As dualidades — interno e externo, luminosidade e escuridão, realidade e ilusão — convivem ativamente no trabalho de Hamaoui, cujas transições ora aproximam-se da colagem, ora de um efeito aquarelado. Esse último talvez seja um remanescente dos oito anos em que a artista trabalhou como designer de superfície. Neste período seu interesse era dedicado aos processos de tingimento e aos desenhos geométricos com aplicações de aquarela vazando seus limites. Já em suas pinturas, esse vazamento é intenso e acontece sem demarcações prévias.

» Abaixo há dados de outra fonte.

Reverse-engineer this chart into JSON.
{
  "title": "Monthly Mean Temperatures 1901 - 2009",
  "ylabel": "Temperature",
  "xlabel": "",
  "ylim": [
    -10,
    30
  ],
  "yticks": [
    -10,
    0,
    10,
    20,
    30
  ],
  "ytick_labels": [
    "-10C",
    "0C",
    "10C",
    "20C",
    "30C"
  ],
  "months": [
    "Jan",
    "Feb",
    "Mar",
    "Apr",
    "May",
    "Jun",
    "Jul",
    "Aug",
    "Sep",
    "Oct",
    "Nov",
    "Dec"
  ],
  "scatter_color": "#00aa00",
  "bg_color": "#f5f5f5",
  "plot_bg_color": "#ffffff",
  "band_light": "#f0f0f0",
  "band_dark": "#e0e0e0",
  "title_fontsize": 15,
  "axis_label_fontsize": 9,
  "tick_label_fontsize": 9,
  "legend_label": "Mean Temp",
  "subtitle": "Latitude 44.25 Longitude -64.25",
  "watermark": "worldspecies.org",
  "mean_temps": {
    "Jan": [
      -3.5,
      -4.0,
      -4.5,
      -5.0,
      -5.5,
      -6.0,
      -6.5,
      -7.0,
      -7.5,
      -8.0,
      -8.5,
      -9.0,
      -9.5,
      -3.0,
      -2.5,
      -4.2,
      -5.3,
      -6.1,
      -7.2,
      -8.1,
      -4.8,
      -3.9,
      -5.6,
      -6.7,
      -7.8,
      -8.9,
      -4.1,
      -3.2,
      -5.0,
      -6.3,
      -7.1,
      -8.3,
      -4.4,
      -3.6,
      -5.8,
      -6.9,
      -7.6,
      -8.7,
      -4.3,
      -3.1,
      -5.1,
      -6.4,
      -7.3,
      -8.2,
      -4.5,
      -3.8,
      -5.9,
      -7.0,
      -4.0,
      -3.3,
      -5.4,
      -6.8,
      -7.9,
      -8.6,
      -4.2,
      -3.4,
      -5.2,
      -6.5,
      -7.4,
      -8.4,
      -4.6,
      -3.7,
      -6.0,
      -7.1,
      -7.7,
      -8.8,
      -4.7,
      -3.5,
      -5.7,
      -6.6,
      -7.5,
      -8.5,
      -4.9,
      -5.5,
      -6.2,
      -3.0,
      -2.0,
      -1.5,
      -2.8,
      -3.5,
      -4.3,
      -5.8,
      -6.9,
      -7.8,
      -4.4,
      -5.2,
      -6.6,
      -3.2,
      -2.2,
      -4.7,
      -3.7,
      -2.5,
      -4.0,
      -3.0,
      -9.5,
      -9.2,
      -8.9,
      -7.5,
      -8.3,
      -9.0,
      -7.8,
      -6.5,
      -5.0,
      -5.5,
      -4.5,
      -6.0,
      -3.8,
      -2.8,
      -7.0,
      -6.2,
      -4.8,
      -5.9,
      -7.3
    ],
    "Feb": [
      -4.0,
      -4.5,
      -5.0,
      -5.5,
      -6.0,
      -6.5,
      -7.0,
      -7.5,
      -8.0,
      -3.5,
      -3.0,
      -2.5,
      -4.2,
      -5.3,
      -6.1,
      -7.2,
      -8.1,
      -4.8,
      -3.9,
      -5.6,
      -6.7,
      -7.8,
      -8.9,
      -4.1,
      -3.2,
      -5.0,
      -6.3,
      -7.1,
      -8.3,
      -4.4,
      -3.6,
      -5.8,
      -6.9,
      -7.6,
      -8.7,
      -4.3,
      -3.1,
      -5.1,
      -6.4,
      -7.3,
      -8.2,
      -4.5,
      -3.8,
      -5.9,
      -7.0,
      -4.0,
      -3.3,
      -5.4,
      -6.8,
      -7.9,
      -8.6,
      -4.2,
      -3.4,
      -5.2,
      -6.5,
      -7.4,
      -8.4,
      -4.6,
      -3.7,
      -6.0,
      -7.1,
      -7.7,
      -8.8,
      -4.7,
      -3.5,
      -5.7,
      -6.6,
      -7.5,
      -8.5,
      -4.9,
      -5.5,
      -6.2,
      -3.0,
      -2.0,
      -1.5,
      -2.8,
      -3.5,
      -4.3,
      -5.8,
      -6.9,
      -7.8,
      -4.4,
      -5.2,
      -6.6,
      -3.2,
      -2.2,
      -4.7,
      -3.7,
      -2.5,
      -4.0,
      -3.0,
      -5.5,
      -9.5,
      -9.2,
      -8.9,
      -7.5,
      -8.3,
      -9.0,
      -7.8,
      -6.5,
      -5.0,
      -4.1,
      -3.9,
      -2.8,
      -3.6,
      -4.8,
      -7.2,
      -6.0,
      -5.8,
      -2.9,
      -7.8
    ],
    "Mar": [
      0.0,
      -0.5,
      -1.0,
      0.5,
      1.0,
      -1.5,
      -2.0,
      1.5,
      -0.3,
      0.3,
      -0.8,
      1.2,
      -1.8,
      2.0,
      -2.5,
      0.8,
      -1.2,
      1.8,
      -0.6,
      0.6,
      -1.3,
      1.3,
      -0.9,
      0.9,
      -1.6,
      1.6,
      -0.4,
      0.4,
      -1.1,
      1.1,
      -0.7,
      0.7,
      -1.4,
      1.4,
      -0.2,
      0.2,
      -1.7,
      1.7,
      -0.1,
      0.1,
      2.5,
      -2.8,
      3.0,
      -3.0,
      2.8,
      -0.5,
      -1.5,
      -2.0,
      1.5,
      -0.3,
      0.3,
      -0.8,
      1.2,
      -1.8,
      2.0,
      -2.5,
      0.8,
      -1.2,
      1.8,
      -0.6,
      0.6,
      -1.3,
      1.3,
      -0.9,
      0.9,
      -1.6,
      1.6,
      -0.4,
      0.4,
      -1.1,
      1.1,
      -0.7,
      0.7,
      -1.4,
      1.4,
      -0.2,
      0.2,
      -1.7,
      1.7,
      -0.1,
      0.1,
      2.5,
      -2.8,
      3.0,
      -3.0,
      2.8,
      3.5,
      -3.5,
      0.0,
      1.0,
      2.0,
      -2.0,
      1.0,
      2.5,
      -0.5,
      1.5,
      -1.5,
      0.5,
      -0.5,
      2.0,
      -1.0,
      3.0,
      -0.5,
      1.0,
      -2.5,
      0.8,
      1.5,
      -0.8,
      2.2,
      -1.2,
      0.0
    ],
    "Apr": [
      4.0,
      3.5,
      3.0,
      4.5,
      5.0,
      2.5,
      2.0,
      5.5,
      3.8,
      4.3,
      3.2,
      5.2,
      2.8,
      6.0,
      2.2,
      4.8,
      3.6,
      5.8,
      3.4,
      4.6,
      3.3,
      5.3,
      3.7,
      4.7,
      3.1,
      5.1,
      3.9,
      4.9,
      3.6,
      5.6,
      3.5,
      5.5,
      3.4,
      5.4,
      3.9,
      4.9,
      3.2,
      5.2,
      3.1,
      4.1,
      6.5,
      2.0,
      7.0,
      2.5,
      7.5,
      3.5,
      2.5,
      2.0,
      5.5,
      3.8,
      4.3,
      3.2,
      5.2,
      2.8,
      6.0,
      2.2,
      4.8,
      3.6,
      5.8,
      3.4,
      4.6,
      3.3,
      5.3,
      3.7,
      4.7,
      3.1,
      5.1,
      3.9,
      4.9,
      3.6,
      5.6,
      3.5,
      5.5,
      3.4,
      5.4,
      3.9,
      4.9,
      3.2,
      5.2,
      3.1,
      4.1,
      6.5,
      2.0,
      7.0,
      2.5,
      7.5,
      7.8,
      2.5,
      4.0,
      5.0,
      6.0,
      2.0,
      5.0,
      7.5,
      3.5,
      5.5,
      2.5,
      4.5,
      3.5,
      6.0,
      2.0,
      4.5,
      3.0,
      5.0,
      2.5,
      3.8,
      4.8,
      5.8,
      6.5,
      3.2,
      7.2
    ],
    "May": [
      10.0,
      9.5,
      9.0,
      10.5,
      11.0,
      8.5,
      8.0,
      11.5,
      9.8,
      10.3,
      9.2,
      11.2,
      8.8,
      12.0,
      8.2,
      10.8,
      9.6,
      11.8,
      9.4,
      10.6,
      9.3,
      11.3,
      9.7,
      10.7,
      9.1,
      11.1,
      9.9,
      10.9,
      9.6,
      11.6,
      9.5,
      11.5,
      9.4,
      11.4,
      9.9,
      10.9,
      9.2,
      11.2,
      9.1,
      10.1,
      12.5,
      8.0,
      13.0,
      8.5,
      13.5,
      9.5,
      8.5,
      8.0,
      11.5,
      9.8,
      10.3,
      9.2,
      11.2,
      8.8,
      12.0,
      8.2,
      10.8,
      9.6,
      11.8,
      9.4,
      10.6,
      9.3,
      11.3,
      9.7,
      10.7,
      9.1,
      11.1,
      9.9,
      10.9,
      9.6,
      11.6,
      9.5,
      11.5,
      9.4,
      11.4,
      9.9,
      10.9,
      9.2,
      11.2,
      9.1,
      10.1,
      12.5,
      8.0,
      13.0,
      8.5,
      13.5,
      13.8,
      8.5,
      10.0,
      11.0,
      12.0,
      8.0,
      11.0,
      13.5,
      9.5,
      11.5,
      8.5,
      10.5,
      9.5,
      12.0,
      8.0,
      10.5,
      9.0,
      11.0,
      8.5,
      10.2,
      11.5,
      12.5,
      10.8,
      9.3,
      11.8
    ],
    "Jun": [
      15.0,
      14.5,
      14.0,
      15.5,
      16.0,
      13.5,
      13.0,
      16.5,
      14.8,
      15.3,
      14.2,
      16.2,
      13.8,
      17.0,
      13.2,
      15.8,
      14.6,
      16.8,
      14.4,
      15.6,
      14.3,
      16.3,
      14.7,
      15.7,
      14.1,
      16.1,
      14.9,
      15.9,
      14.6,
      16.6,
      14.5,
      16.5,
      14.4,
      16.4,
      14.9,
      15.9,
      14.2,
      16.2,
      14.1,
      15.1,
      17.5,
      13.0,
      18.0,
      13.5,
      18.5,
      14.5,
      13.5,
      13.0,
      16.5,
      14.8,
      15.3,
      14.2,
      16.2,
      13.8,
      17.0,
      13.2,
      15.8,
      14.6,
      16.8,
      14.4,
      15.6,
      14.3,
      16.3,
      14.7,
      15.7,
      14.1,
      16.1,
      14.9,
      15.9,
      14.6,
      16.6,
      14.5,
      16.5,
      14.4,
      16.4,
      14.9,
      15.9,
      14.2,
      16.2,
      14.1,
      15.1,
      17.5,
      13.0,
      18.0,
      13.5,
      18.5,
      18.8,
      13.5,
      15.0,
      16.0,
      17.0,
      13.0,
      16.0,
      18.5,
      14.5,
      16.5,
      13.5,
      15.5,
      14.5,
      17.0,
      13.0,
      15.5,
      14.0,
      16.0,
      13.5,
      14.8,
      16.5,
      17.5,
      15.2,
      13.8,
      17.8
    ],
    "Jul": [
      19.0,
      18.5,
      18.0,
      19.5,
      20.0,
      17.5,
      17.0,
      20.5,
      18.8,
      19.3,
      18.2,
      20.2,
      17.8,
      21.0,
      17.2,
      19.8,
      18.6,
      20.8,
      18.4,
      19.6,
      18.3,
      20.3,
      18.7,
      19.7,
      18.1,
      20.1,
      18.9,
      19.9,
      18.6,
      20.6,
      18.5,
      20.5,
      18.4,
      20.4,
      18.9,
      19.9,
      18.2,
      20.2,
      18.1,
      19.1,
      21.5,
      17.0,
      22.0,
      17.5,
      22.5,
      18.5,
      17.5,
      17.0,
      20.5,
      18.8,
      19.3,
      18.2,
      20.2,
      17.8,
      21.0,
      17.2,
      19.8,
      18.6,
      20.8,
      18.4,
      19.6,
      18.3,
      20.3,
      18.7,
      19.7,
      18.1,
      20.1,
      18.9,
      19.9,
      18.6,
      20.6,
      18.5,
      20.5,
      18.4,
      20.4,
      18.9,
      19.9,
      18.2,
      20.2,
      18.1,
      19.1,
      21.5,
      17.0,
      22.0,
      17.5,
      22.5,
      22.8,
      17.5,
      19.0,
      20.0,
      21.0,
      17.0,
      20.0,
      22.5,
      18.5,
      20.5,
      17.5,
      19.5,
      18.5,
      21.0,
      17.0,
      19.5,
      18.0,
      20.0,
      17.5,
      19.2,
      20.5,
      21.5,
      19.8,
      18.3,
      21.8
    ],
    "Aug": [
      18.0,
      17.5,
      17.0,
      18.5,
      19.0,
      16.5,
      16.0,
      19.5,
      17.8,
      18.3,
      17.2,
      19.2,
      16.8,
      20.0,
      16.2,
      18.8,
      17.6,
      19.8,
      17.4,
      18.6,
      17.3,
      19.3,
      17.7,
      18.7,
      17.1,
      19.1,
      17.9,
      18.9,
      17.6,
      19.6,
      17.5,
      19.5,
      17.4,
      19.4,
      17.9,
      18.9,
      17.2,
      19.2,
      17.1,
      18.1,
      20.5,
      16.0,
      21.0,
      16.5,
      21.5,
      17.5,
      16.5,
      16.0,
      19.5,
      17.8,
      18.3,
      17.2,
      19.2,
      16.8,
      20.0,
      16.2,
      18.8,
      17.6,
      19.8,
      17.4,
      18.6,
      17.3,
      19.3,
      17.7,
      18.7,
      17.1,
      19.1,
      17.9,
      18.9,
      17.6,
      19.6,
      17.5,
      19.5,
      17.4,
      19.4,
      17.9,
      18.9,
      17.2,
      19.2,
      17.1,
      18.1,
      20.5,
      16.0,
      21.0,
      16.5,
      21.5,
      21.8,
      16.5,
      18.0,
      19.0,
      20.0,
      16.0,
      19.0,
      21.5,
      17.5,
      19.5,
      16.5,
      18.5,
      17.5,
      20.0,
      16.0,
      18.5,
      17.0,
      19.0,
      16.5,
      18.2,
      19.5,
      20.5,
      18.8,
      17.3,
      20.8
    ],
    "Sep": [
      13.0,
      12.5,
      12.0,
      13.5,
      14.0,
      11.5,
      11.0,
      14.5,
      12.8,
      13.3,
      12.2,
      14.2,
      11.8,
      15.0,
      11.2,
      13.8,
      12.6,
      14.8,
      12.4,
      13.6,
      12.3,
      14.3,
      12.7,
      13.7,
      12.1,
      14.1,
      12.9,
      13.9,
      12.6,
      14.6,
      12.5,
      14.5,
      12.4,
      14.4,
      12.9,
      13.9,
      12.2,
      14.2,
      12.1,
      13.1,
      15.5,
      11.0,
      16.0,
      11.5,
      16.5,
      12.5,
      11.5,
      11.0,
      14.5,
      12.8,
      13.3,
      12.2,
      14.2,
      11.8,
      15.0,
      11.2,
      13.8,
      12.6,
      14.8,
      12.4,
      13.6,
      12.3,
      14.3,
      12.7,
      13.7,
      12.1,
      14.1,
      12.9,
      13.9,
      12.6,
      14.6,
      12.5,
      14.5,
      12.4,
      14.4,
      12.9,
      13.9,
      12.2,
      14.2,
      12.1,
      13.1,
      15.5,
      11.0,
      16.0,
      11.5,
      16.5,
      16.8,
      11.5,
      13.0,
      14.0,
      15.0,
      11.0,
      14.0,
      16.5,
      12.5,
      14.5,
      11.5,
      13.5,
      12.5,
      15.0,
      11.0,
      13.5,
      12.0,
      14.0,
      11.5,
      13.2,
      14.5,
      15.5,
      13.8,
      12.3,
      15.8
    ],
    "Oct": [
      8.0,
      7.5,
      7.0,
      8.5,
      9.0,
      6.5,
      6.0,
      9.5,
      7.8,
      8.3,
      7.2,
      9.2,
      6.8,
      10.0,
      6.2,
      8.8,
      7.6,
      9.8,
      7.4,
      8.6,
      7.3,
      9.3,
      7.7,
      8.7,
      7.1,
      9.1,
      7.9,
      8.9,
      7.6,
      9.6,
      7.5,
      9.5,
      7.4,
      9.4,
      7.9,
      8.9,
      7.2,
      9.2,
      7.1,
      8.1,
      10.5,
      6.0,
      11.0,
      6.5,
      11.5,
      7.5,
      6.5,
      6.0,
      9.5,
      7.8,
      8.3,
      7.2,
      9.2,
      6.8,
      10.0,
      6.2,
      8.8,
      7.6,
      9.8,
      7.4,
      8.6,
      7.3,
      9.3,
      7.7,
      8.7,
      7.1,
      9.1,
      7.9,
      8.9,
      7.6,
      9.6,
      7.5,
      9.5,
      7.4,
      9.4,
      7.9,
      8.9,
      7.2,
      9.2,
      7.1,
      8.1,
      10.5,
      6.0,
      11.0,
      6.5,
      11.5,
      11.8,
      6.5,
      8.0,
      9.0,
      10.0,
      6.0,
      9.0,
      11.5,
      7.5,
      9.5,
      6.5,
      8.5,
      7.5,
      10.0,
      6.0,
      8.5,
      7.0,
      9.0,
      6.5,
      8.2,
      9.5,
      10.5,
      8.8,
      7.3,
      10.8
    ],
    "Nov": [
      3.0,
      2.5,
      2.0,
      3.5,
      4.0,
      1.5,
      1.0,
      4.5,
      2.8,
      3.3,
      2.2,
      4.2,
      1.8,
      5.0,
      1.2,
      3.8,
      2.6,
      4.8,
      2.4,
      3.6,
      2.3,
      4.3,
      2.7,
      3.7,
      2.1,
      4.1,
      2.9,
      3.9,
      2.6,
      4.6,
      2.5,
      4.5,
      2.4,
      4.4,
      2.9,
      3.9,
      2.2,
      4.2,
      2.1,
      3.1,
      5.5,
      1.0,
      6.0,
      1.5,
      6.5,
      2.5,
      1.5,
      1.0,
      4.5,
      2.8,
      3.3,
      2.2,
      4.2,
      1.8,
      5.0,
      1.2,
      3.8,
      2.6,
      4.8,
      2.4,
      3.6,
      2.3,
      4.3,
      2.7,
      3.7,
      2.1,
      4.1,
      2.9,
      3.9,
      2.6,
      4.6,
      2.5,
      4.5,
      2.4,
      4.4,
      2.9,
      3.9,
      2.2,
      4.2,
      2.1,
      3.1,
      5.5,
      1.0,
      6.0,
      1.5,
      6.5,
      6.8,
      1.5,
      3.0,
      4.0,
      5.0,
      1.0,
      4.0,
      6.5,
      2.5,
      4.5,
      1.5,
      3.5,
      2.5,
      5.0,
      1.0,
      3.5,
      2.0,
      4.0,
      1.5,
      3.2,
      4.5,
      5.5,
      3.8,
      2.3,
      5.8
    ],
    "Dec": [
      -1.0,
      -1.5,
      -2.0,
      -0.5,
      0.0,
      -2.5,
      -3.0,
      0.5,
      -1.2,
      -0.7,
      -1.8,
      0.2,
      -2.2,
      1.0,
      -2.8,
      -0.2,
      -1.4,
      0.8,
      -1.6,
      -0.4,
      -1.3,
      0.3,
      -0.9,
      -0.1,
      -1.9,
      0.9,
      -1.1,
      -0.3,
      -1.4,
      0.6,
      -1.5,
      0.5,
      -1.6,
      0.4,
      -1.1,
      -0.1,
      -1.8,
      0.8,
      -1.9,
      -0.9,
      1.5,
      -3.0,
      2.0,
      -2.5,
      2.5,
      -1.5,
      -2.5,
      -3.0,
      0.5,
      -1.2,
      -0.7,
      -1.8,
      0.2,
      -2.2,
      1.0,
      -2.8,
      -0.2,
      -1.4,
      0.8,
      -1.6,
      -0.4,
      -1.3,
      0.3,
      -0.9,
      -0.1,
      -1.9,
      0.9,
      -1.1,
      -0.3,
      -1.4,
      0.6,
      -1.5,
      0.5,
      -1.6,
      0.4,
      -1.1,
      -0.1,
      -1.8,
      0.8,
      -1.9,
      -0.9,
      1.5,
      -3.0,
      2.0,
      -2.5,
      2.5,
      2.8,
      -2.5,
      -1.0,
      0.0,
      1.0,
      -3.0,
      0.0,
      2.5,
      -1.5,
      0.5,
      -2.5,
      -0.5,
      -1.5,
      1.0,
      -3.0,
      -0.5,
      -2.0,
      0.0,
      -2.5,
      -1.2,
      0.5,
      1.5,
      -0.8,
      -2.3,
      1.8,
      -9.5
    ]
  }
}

O processo da artista também ocorre em camadas de tempo e densidade. Ela pode levar até dez dias para atingir as passagens desejadas de cor, o que aponta para uma expressividade que não ganha a tela apenas com um impulso. Esse jorro gestual é administrado dentro de um processo lento e contemplativo a partir de uma relação íntima com a tela. Um olhar minucioso e ativo que aos poucos incorpora vibrações dentro do próprio ritmo cotidiano permeado pelas tarefas domésticas e familiares — seu ateliê fica dentro de seu apartamento — e que aos poucos vai se consolidando de forma ora visceral, ora plena

O aspecto chapado da pintura, que oscila entre nenhuma ou pouca distinção entre figura e fundo, poderia deixar o olhar escapar, mas em vez disso ele se coloca como uma realidade que convida a uma penetração estrutural, mesmo que sua simples tatilidade a impeça. Uma tatilidade testemunha de um constante devir, que oscila entre a criação e o desmantelamento numa mesma medida. Essa ação disruptiva tem origem em uma série de imagens de Chernobyl que a artista pesquisou por um tempo. Mas o que permaneceu dessas imagens no trabalho foi a ideia de um ciclo constante entre colapso e resiliência indissociável da história humana.

Entre o colapso e a resiliência, abre-se uma brecha sensual e voluptuosa, em especial nas pinturas mais abstratas e com uma paleta mais quente. Uma dança pictórica que parece   desafiar a própria existência: como dar forma ao caos? Como Friedrich Nietzsche bem colocou em Assim falou Zaratustra: "Amo aquele cuja alma transborda, a ponto de se esquecer de si mesmo e quanto esteja nele, porque assim todas as coisas se farão para sua ruína."